Proömium und Seesturm
Ich besinge die Waffentaten und den Mann, der zunächst von Trojas Küsten
als Flüchtling aufgrund des Fatums nach Italien kam und zum Gestade Laviniums;
jener, der zu Lande und zu Wasser durch die Gewalt der Götter viel
umhergeworfen wurde, wegen des unversöhnlichen Zorns der wilden Iuno und der
auch viel im Krieg erlitt, bis er eine Stadt gründen konnte und seine Götter
(Penaten) nach Latium bringen konnte, von da stammte das Geschlecht der Latiner
und die Väter von Alba und die Mauer des hochragenden Roms. Muse, sage mir die
Gründe, durch welche Verletzung des göttlichen Willens und worüber die Königin
der Götter verbittert war, einen durch sein Pflichtbewußtsein ausgezeichneten
Mann (er)zwang, so viele Schicksalsschläge (immer wieder) zu erdulden und so
viele Mühen auf sich zu nehmen. Hegen die Himmlischen in ihrem Sinn so großen
Zorn? Es war einmal eine alte Stadt, von tyrischen Siedlern bewohnt, Karthago,
Italien gegenüber und weit gegenüber der Tiebermündung, reich an Schätzen und
sehr grausam durch die Kriegslust; diese (Stadt) allein soll Iuno mehr geliebt
haben als alle Länder, unter Zurücksetzung von Samus. Hier waren ihre Waffen,
hier war ihr Streitwagen; daß diese Stadt die Herrschaft über die Völker habe,
wenn es das Schicksal irgendwie zulassen würde, war schon damals Sinnen und
Trachten der Göttin. Sie hatte aber gehört, daß ein Geschlecht aus trojanischem
Blut herleite, das dereinst die tyrische Burgen zerstören wird; von hier werde
ein Volk kommen, mit einem weiten Reich und stolz im Krieg, zu Libyens
Untergang; so hätten es die Parcen bestimmt.

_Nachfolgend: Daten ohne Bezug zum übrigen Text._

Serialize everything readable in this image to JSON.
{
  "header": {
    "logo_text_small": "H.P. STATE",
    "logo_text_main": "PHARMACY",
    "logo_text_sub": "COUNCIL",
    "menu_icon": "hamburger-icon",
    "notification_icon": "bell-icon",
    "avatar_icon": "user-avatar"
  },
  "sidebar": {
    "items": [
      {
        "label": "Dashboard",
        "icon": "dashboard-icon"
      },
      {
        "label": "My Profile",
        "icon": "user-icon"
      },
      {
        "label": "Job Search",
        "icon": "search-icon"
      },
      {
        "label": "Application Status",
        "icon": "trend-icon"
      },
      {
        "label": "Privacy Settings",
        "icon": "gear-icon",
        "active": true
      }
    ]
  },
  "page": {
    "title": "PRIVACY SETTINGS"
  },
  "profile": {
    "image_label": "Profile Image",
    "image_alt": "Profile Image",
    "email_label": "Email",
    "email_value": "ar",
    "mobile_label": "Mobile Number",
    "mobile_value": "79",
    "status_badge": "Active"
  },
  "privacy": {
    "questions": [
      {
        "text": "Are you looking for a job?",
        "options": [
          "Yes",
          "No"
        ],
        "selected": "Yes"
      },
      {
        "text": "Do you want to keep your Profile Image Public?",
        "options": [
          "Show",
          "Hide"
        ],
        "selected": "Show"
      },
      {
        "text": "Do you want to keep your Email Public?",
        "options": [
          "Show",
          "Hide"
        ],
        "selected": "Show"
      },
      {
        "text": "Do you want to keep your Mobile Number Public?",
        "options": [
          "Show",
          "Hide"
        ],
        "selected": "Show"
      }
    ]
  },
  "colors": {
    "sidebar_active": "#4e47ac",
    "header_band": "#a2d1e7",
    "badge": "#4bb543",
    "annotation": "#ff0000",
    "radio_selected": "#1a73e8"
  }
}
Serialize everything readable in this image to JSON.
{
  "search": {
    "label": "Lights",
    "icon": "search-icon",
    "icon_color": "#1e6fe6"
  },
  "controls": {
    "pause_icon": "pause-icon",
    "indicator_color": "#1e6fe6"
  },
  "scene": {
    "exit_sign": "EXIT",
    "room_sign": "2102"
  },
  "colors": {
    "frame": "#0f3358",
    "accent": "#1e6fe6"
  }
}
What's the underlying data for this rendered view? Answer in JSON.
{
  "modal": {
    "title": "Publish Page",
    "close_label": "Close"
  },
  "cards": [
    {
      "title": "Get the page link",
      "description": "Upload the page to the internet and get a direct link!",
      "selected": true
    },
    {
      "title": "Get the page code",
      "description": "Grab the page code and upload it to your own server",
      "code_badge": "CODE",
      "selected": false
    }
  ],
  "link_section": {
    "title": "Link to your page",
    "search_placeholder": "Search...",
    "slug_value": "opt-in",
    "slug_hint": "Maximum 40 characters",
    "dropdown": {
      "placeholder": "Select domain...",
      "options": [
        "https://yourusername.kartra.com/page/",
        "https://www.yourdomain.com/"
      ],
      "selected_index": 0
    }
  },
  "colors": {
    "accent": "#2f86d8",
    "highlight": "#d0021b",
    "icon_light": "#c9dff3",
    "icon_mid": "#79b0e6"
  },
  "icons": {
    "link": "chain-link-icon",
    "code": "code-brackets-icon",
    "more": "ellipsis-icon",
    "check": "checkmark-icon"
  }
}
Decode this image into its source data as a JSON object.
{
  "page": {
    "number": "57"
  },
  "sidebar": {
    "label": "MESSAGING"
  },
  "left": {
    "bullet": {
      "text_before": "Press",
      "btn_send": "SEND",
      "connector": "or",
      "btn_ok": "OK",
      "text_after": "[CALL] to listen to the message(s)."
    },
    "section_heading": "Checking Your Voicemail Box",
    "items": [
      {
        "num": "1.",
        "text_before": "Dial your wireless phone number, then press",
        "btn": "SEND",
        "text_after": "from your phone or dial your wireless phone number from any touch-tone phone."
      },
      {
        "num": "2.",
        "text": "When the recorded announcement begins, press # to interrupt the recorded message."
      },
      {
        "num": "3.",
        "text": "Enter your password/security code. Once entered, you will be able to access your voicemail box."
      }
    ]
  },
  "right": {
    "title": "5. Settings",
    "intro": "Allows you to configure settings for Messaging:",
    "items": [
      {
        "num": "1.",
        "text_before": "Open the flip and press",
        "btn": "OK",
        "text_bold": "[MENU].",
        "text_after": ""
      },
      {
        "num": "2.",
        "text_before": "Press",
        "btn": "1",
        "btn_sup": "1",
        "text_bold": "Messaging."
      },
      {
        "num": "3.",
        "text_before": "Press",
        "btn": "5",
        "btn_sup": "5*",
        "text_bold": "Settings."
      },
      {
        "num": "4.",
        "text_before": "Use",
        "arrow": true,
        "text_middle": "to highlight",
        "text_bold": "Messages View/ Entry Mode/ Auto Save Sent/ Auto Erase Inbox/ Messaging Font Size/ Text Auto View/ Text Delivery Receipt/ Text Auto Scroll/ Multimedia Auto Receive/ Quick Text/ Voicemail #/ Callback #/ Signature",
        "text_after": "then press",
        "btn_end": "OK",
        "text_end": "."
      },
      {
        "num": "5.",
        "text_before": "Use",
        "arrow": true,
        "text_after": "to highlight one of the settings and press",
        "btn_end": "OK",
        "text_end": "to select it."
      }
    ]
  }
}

Dies fürchtete die Tochter Saturns (Iuno) und gedachte des alten
Krieges, den sie allen voran bei Troja für das teure Argos geführt hatte - und
noch immer nicht waren die Gründe ihres Zorns und die argen Schmerzen aus ihrem
Gedächtnis gewichen: tief im Herzen bleibt das Urteil des Paris, das Unrecht
ihrer verschmähten Schönheit, das verhaßte Geschlecht und die Ehren des
geraubten Ganymed: darüber erzürnt, hielt sie die über das ganze Meer
verschlagenen Troer, die den Danaern und dem grausamen Achilles entkommen
waren, fernab von Latium und sie irrten viele Jahre (lang) über alle Meere vom
Fatum getrieben. So große Mühe kostete es das römische Geschlecht zu gründen.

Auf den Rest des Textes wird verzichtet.